Seit dem 18. April 2018 ist Nicaragua nicht mehr wiederzuerkennen. Mehr als 300 Menschen wurden seitdem bei politischen Unruhen getötet. Nicht alle, aber die meisten von ihnen waren Teil der Op­position gegen die Regierung von Präsident Daniel Ortega und sei­ner Ehefrau und Vizepräsidentin Rosario Murillo. Wie es dazu kom­men konnte, dass die »Ideale der Sandinistischen Revolution voll­ständig begraben« wurden, schildert Matthias Schindler in seinem Buch »Vom Triumph der Sandinisten zum demokratischen Auf­stand«. Der langjährige Aktivist der Solidaritätsbewegung analy­siert dafür die Entwicklung der letzten vierzig Jahre in Nicaragua. Nachdem er einleitend die aktuellen Proteste und die Repression seit dem April 2018 rekapituliert, beschreibt er anschließend den Werdegang der FSLN und wie diese sich von einer Befreiungsbewe­gung, die nach dem Sturz des Somoza-Clans ab 1979 ein ganzes Jahr­zehnt der US-Aggression trotzte und den Krieg gegen die Contras überstand, hin zu einem vollständig den Interessen des Ortega-Clans untergeordneten Parteiapparat verwandelte.
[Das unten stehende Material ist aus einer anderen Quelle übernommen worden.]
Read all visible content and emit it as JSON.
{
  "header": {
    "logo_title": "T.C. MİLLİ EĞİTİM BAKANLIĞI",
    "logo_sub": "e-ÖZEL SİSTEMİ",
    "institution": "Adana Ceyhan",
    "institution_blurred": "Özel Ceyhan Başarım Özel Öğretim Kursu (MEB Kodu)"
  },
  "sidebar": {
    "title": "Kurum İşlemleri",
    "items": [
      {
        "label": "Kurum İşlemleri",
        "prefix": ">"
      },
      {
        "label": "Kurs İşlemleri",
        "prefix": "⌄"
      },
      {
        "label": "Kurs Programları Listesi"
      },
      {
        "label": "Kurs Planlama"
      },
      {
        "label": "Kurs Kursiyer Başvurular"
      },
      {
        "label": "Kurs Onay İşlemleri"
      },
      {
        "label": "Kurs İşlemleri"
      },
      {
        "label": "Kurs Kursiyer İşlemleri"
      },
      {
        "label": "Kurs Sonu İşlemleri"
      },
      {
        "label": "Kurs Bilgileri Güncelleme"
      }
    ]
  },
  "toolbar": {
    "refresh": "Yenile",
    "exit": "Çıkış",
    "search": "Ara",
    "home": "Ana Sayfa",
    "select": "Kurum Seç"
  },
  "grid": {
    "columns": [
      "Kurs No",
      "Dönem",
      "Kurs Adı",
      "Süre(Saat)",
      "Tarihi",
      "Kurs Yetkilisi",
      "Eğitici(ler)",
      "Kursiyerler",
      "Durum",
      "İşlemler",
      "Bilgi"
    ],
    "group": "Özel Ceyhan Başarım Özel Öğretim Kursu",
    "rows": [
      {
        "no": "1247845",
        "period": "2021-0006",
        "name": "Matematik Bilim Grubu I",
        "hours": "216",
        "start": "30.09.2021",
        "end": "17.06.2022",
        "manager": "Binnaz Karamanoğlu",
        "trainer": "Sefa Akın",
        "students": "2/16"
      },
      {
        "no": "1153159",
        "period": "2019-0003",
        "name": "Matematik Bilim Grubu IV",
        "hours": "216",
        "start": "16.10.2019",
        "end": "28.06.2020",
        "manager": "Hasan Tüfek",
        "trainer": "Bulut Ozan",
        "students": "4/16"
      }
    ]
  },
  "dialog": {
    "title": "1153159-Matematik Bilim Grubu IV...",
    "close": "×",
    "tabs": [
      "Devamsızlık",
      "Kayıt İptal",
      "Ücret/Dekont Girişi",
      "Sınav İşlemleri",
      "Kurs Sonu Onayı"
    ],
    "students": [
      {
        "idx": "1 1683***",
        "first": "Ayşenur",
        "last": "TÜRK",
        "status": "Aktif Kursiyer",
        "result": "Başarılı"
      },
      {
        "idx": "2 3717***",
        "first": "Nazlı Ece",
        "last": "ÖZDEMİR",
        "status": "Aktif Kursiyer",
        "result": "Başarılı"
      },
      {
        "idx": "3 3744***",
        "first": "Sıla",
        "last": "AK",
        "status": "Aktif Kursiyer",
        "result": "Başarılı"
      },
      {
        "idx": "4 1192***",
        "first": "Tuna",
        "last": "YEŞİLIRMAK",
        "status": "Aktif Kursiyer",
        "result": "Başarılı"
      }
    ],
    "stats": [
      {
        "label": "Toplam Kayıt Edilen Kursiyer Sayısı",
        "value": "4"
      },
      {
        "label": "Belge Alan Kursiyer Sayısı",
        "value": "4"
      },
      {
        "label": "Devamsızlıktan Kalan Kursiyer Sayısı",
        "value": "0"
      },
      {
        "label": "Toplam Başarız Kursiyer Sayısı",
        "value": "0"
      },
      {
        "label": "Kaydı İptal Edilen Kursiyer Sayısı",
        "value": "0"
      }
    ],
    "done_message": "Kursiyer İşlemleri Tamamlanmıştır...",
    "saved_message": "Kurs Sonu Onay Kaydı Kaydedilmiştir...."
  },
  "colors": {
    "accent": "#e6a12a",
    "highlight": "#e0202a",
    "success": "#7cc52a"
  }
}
Auch Schindler kann letztlich nicht genau erklären, wie dieses Ausmaß an Gewalt gegen die eigene Bevölkerung möglich wurde. Der Autor geht mit der FSLN und Daniel Ortega hart ins Gericht. Er macht dies aber aus einer eindeutig linken Perspektive, einer, in der Sozialismus und Demokratie unbedingt zusammengehö­ren. Zwar hätte das Buch, das in weiten Teilen eine akademische Abschlussarbeit ist, besser ausgearbeitet und lektoriert werden müssen. Doch sei es all jenen empfohlen, die besser verstehen wollen, wie ein revolutionä­res Projekt wie der Sandinismus, das für viele Linke weltweit einst Anlass zur Hoffnung war, sich zu einer »menschenverachtenden Dikta­tur« entwickeln konnte.